Using the Capital Asset Pricing Model for estimating returns
Equilibrium returns are estimated using the Capital Asset Pricing Model (CAPM). CAPM assumes that an asset’s return in excess of the risk-free rate is proportional to the asset’s sensitivity to the non-diversifiable risk of the market (this sensitivity is also referred to as Beta).
The CAPM postulates that systematic risk cannot be removed through diversification; however, idiosyncratic risk is diversifiable. Therefore, when markets are in equilibrium, investors are only compensated for systematic risk and should seek to remove all idiosyncratic risk through diversification.
The expected return of an asset is a function of that asset’s sensitivity to the market portfolio, the expected return of the market portfolio, and the expected return of a risk-free asset. Global diversified asset class indices are typically used as a proxy for the market portfolio. The WPA provides the option to use the Windham-defined Global Market Portfolio or a user-specified market portfolio.
The equilibrium return is calculated as the risk-free rate plus the beta of a given asset multiplied by the overall risk premium of the equity market. Users can specify market assumptions and the risk-free rate in the Parameters box on the Return Estimation screen or in the market assumptions field of the Home tab (Summary Ribbon).
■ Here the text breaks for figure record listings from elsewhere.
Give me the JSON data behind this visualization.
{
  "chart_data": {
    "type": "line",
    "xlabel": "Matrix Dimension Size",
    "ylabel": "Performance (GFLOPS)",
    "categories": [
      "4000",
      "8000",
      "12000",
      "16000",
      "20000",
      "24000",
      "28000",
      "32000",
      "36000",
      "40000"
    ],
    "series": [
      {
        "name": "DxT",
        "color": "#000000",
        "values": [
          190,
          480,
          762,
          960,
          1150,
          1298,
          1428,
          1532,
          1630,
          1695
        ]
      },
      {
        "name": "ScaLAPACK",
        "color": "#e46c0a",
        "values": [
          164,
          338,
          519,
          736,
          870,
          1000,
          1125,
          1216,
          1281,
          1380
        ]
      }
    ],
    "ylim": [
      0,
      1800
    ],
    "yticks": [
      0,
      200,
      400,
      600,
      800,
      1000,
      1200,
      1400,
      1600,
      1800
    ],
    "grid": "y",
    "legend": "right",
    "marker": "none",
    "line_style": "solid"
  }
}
Beta is the measure of security price volatility relative to a market portfolio, i.e. the component of an asset’s risk that cannot be diversified away. As a proxy, the WPA defaults to using the Windham-defined Global Market Portfolio as a starting point, however, users may also specify their own market portfolio composition. Beta is then calculated using regression analysis. A beta greater than one means the return of an asset will be more volatile than the market portfolio, while a beta of less than one means it will be less volatile.
We suggest using a global market capitalization weighted portfolio. The following are estimates of a market cap weighted portfolio of stock, bonds, and commodities used in the WPA.
Windham Labs' capitalization weighted global market portfolio is our view on a proxy for the global equilibrium allocation of investable risky assets. To create this portfolio, we first identify seven asset classes: U.S. stocks, foreign stocks (Non-U.S. developed markets), emerging markets stocks, U.S. bonds, foreign bonds (Non-U.S.), global real estate (developed markets), and commodities. We then used the sources below to value each of these asset classes:
- For stocks, we used the market capitalization for MSCI USA, MSCI World ex-US, and MSCI Emerging Markets.
- For bond markets, we use Bloomberg Barclays Global Aggregate (Hedged) Index.
- For global real estate, we use FTSE NAREIT Global.
- For commodities, we refer to Zdoeswijk, Lam, Swinkles 2017 and use their global market portfolio value, the commodity allocation, and the Bloomberg Commodity Index total return to extrapolate data since 2017 (base year).
- To avoid overlapping data, we do not treat hedge funds as an asset class.
- We exclude private equity considering its relative small size to global equities and lack of direct access as an asset class.